Bathélémy Toguo n’aime pas qu’on voie dans son travail une interrogation sur son « africanité » ou sa « négritude » : « Mon travail ne porte pas du tout sur l’Afrique », s’offusque-t-il. Même si la première œuvre que l’on voit en entrant dans le grand espace de la galerie Nosbaum-Reding montre un arbre dans lequel pendent quatre têtes décapitées noires. « Note Strange fruit, 1939, tu regarderas ce soir sur Internet », dit-il, limite énervé par la question de la journaliste. Strange fruit est une des chansons les plus célèbres de Billie Holiday, enregistré en 1939, et qui pleure les lynchages racistes du Ku Klux Klan aux États-Unis. « Je peins la mémoire de ce qui s’est passé », explique Toguo, mais que son thème dans ce travail-ci n’est ni le racisme, ni même la politique, mais le rapport de l’homme à la nature, qu’il veut célébrer.
Dans cette première salle, les grandes encres sur toile de deux mètres sur deux, à dominante verte, sont issues de sa série Homo Planta, réalisée cet été à la Fondation Blachère à Apt. Toguo, 51 ans, né au Cameroun et vivant et travaillant entre Paris et Bandjoun, y était invité pour une exposition personnelle à laquelle il convia aussi les amis de son collectif Bandjoun Station. Dans une mise en scène très théâtralisée, il y montra ces nouvelles œuvres majestueuses, des dessins vivaces d’humains dans la nature, au milieu d’arbres, de fruits ou d’éléments végétaux réduits à de grands gestes. Reforestation a pour motif une plantation de jeunes arbres entourés de proverbes africains « choisis au pif » affirme l’artiste, rencontré lors du vernissage jeudi dernier. Des proverbes comme celui-ci : « J’ai d’avantage peur de celui qui me respecte que de celui qui me menace ». Ces tableaux peuplent magnifiquement l’espace lumineux de la galerie.
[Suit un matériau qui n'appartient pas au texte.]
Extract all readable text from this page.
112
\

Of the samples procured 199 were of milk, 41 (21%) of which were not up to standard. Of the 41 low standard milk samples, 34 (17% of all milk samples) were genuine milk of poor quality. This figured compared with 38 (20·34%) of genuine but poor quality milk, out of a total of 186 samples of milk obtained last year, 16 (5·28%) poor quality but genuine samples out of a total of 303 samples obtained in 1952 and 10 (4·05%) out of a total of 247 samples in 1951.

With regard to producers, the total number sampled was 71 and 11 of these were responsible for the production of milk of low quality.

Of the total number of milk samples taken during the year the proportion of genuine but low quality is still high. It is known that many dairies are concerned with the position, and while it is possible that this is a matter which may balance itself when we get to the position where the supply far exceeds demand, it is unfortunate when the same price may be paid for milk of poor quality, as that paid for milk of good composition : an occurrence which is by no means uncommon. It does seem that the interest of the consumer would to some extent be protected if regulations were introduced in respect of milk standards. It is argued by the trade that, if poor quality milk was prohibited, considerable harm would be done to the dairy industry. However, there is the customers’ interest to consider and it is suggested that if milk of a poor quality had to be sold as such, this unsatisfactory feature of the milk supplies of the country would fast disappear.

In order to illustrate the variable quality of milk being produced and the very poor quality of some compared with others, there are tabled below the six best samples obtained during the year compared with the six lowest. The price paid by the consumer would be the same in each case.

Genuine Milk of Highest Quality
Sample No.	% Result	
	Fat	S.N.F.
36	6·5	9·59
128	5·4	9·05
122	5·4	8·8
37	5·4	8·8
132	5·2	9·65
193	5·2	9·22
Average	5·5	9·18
Dans la deuxième salle, plus petite, la couleur, le style et le ton changent complètement : New world order est une installation de grands tampons en bois posés par terre ou sur des chaises et des tables. Les manches de ces tampons ont des formes anthropomorphes « parce que ce sont des hommes qui prennent des décisions dans les administrations », explique l’artiste. Les textes des tampons sont reproduits en bleu foncé sur des émaux accrochés le long des murs, tous en allemand (et à vendre à la pièce) : Freiheit, Frontex, Ausweis, Ihre Papiere bitte, Heimatlos... Autant de messages en rapport avec les migrations que Toguo a lus ou entendus dans la rue ou dans la presse. « C’est un regard de l’artiste sur la société », affirme-t-il, assumant aussi des slogans utilisés lors des manifestations xénophobes à Dresde et ailleurs – Merkel muss weg, Wir sind das Volk –, qui sont, pour lui, juste un témoignage de ce que pense le peuple. Cette salle, très accrocheuse, est une continuation de l’installation Urban requiem que Toguo avait réalisée en 2015, dans le cadre de la biennale très politique d’Okwui Enwezor. Il l’a adaptée peu à peu aux contextes changeants. « Mon travail parle de problèmes actuels », dit-il, comme celui que « les frontières ne sont pas ouvertes de la même manière à tout le monde. » L’harmonie rêvée est loin d’être atteinte.